Ia meluruskan, dari total 20 nama yang tercantum dalam surat pengunduran diri, hanya satu yang merupakan pengurus inti, yakni Mirwan Amir sebagai Bendahara Umum.
“Sementara sembilan orang sudah lama dikeluarkan dari pengurus, dan 10 pengurus biasa yang sudah lama tidak aktif. Jadi tidak ada pengaruh signifikan terhadap kelangsungan PKN,” jelasnya.
Menurutnya, PKN menjunjung tinggi prinsip demokrasi, di mana setiap kader bergabung atas dasar kesadaran politik tanpa paksaan.
“Siapa pun yang bergabung dengan PKN harus berdasarkan panggilan hati dan dalam suasana yang nyaman,” tegasnya.
Ia juga menekankan bahwa pilihan politik merupakan hak asasi setiap warga negara, termasuk dalam menentukan keanggotaan di partai politik. Maka dari itu, PKN menghormati kebebasan berserikat dan berkumpul sebagaimana dijamin dalam konstitusi.

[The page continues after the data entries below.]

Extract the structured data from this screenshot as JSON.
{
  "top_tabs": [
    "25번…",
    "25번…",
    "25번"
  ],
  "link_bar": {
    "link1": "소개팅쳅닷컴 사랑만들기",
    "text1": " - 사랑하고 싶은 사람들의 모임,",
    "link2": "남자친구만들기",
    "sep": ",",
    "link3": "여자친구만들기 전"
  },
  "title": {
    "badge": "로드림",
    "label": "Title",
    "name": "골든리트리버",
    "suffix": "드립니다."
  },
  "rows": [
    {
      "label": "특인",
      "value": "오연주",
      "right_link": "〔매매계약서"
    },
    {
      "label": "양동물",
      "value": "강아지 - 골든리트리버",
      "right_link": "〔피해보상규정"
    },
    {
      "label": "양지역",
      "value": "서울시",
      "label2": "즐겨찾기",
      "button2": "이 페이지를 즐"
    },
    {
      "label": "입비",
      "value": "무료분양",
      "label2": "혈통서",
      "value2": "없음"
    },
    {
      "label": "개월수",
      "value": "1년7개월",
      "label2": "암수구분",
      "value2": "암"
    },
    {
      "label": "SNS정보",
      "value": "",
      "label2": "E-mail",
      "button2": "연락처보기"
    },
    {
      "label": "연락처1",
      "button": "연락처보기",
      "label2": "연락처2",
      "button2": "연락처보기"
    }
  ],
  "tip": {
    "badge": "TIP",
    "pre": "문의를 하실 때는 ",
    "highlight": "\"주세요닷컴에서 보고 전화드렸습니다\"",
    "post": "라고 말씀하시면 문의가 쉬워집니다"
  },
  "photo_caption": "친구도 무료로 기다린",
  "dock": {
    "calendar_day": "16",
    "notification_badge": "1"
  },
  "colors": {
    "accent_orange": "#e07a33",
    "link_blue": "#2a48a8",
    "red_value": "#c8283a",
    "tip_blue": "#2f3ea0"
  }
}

Lebih lanjut, Mulyono menyebut dinamika keluar-masuk kader adalah hal lumrah dan terjadi di hampir semua partai politik. Ia mengaku memiliki pengalaman serupa saat menjadi pengurus di sejumlah partai lain sebelumnya.
“Ini hal biasa, tidak ada yang istimewa,” katanya.
Di sisi lain, Mulyono memastikan PKN tetap berjalan sesuai visi dan misi yang telah ditetapkan. Seluruh jajaran pengurus, baik di tingkat nasional hingga daerah, disebut tetap solid dan siap menghadapi kontestasi politik, termasuk Pemilu 2029.
PKN juga menyampaikan terima kasih kepada para pengurus yang telah mengundurkan diri atas kebersamaan selama ini.
“Dengan ikhlas kami melepas kawan-kawan yang tidak berkenan lagi bergabung,” tutup Mulyono.